The health-care worker was believed to be infected May 23 at North York General Hospital and didn't show with symptoms until two days past the 10-day incubation period, said Dr. Donald Low, a key member of the city's SARS containment team. He was showing no symptoms when he assisted in the delivery of the twins and worked a 9 a.m. to 5 p.m. shift Wednesday at Mount Sinai Hospital's labour and delivery ward, Low said. He came down with symptoms the next day.
Five women and their newborns have been told to go into isolation at home, away from the rest of their families, and another 20 who had little or no contact with the resident were under surveillance, Low added.
Few victims of SARS have been infants, but rather the elderly or those with underlying health problems.
"We feel that this really is a case," Low said of the medical resident. "We're treating it is a case although it's still under investigation."
If so, it will raise troubling questions about the safety of relying on a 10-day incubation period -- and a quarantine period of equal length -- to stop the spread of the disease.
The health-care worker, exposed to the virus at North York General Hospital -- the epicentre of the lastest outbreak -- was placed in quarantine.
He did not develop symptoms and was cleared to leave quarantine after the 10-day incubation period elapsed. He returned to work -- this time, at Mount Sinai -- and on Day 12 developed a fever, sparking the current investigation.
He has been admitted to one of the four city hospitals treating SARS patients; he is being held in respiratory isolation while he undergoes further tests.
In yet another of the ironic twists that have been characteristic of Toronto's SARS experience, word of the potential new case came the day after Low had reported the growth curve of the current outbreak had flattened to "zero."
Dr. James Young, Ontario's commissioner of public security, echoed Low's optimism. "We're not seeing surprise cases," he said Thursday.
From time to time since SARS exploded onto the world's consciousness earlier this spring critics have questioned whether it was safe to assume the disease's incubation period was 10 days. There have been occasional reports of people coming down with symptoms as late as 14 days after exposure to the virus.
The World Health Organization has visited and revisited the issue, knowing that countries with SARS outbreaks were using the official incubation period to determine how long people who had been exposed to the disease needed to be in quarantine to stop further spread of the disease.
Its most recent position, dated May 7, says careful review of data from all areas suffering outbreaks confirms 10 days is the maximum incubation period in most cases where a single exposure to the virus has taken place.
Ontario's SARS containment leaders too have debated the issue, with the aim of trying to balance the need to stop spread of the disease and the need to disrupt lives of people who are told to go into quarantine for the least amount of time possible.

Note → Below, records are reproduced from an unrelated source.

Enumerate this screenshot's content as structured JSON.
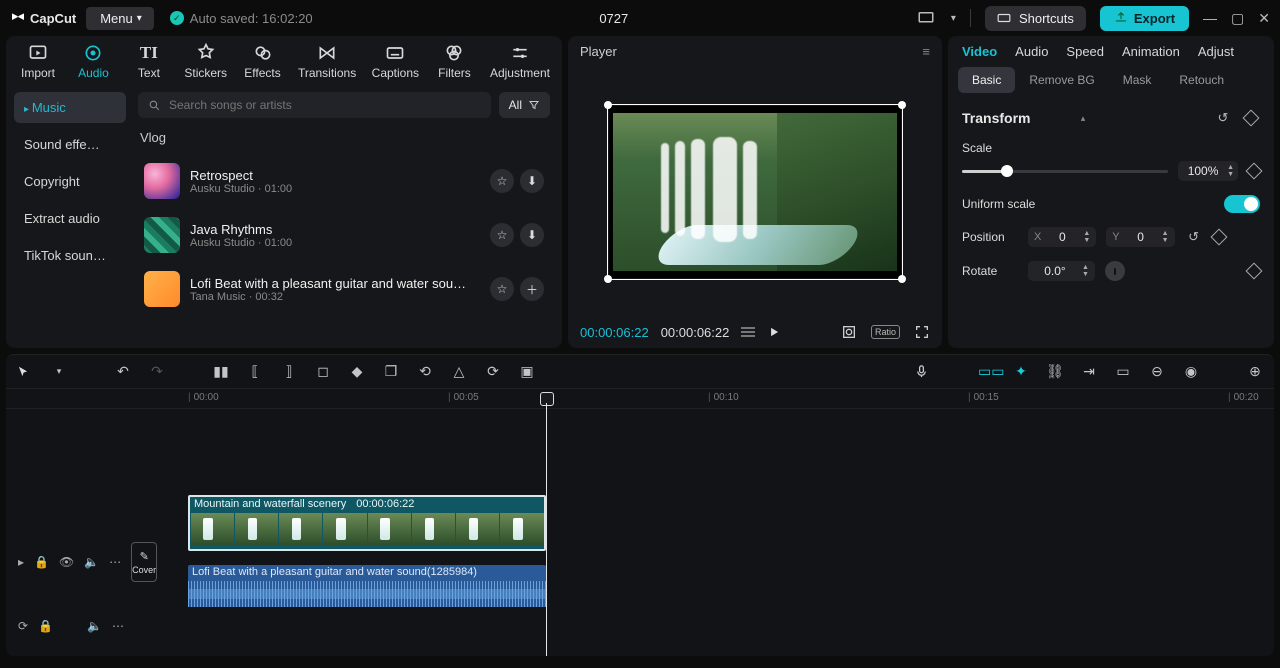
{
  "titlebar": {
    "app": "CapCut",
    "menu": "Menu",
    "autosave": "Auto saved: 16:02:20",
    "project": "0727",
    "shortcuts": "Shortcuts",
    "export": "Export"
  },
  "top_tabs": {
    "import": "Import",
    "audio": "Audio",
    "text": "Text",
    "stickers": "Stickers",
    "effects": "Effects",
    "transitions": "Transitions",
    "captions": "Captions",
    "filters": "Filters",
    "adjustment": "Adjustment",
    "active": "audio"
  },
  "audio": {
    "cats": {
      "music": "Music",
      "se": "Sound effe…",
      "copyright": "Copyright",
      "extract": "Extract audio",
      "tiktok": "TikTok soun…"
    },
    "search_placeholder": "Search songs or artists",
    "filter_all": "All",
    "section": "Vlog",
    "tracks": [
      {
        "title": "Retrospect",
        "sub": "Ausku Studio · 01:00",
        "fav": true,
        "dl": true
      },
      {
        "title": "Java Rhythms",
        "sub": "Ausku Studio · 01:00",
        "fav": true,
        "dl": true
      },
      {
        "title": "Lofi Beat with a pleasant guitar and water sou…",
        "sub": "Tana Music · 00:32",
        "fav": true,
        "add": true
      }
    ]
  },
  "player": {
    "label": "Player",
    "cur": "00:00:06:22",
    "dur": "00:00:06:22",
    "ratio": "Ratio"
  },
  "right": {
    "tabs": {
      "video": "Video",
      "audio": "Audio",
      "speed": "Speed",
      "animation": "Animation",
      "adjust": "Adjust"
    },
    "subtabs": {
      "basic": "Basic",
      "removebg": "Remove BG",
      "mask": "Mask",
      "retouch": "Retouch"
    },
    "transform": "Transform",
    "scale_label": "Scale",
    "scale_value": "100%",
    "uniform": "Uniform scale",
    "position": "Position",
    "pos_x_label": "X",
    "pos_x_val": "0",
    "pos_y_label": "Y",
    "pos_y_val": "0",
    "rotate": "Rotate",
    "rotate_val": "0.0°"
  },
  "timeline": {
    "ticks": [
      "00:00",
      "00:05",
      "00:10",
      "00:15",
      "00:20"
    ],
    "cover": "Cover",
    "vclip_name": "Mountain and waterfall scenery",
    "vclip_time": "00:00:06:22",
    "aclip_name": "Lofi Beat with a pleasant guitar and water sound(1285984)"
  }
}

They have argued that it is hard enough to persuade someone to isolate themselves in their homes for 10 days; asking them to do so for two full weeks could provoke a compliance problem.
Well, let's just do it for 10 days, then. Who cares what the evidence shows?

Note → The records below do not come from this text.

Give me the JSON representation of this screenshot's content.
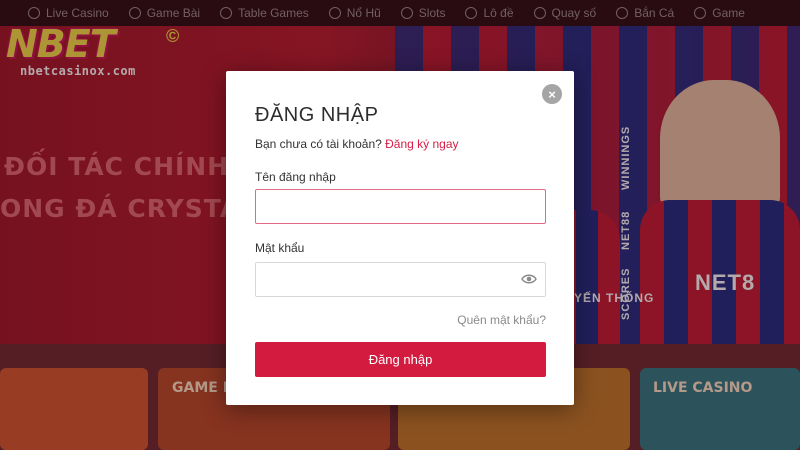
{
  "nav": {
    "items": [
      {
        "label": "Live Casino",
        "icon": "poker-chip-icon"
      },
      {
        "label": "Game Bài",
        "icon": "cards-icon"
      },
      {
        "label": "Table Games",
        "icon": "dice-icon"
      },
      {
        "label": "Nổ Hũ",
        "icon": "jackpot-icon"
      },
      {
        "label": "Slots",
        "icon": "cherry-icon"
      },
      {
        "label": "Lô đề",
        "icon": "lottery-ball-icon"
      },
      {
        "label": "Quay số",
        "icon": "wheel-icon"
      },
      {
        "label": "Bắn Cá",
        "icon": "fish-icon"
      },
      {
        "label": "Game",
        "icon": "gamepad-icon"
      }
    ]
  },
  "logo": {
    "text": "NBET",
    "mark": "©",
    "domain": "nbetcasinox.com"
  },
  "hero": {
    "line1": "ĐỐI TÁC CHÍNH THỨ",
    "line2": "ONG ĐÁ CRYSTAL PA",
    "side_labels": [
      "WINNINGS",
      "NET88",
      "SCORES",
      "YẾN THỐNG"
    ]
  },
  "cards": {
    "game_bai": "GAME B",
    "live_casino": "LIVE CASINO"
  },
  "modal": {
    "title": "ĐĂNG NHẬP",
    "no_account_text": "Bạn chưa có tài khoản?",
    "signup_link": "Đăng ký ngay",
    "username_label": "Tên đăng nhập",
    "username_value": "",
    "password_label": "Mật khẩu",
    "password_value": "",
    "forgot_link": "Quên mật khẩu?",
    "submit_label": "Đăng nhập",
    "close_glyph": "×"
  },
  "colors": {
    "accent": "#d31b3f",
    "link": "#d51d47",
    "logo_yellow": "#f4e04a"
  }
}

My neighbor was released from hospital today. He is still running the temperature but they said there is not much they can do. His wife said they have tested him for everything under the sun. They released him with viral meningitis, viral pneumonia and mono.
When I talked to her he was running a 103plus temp but they can't give him any tylenol bacause of his liver functions.
It is so weird.
Glad to hear he is back home but, he doesn't seem much better. How do you get all those ailments at the same time?
They don't have a clue. I just really hope I never have to be hospitalized.
That's what big, strapping coppers and Crowbar Motels are for.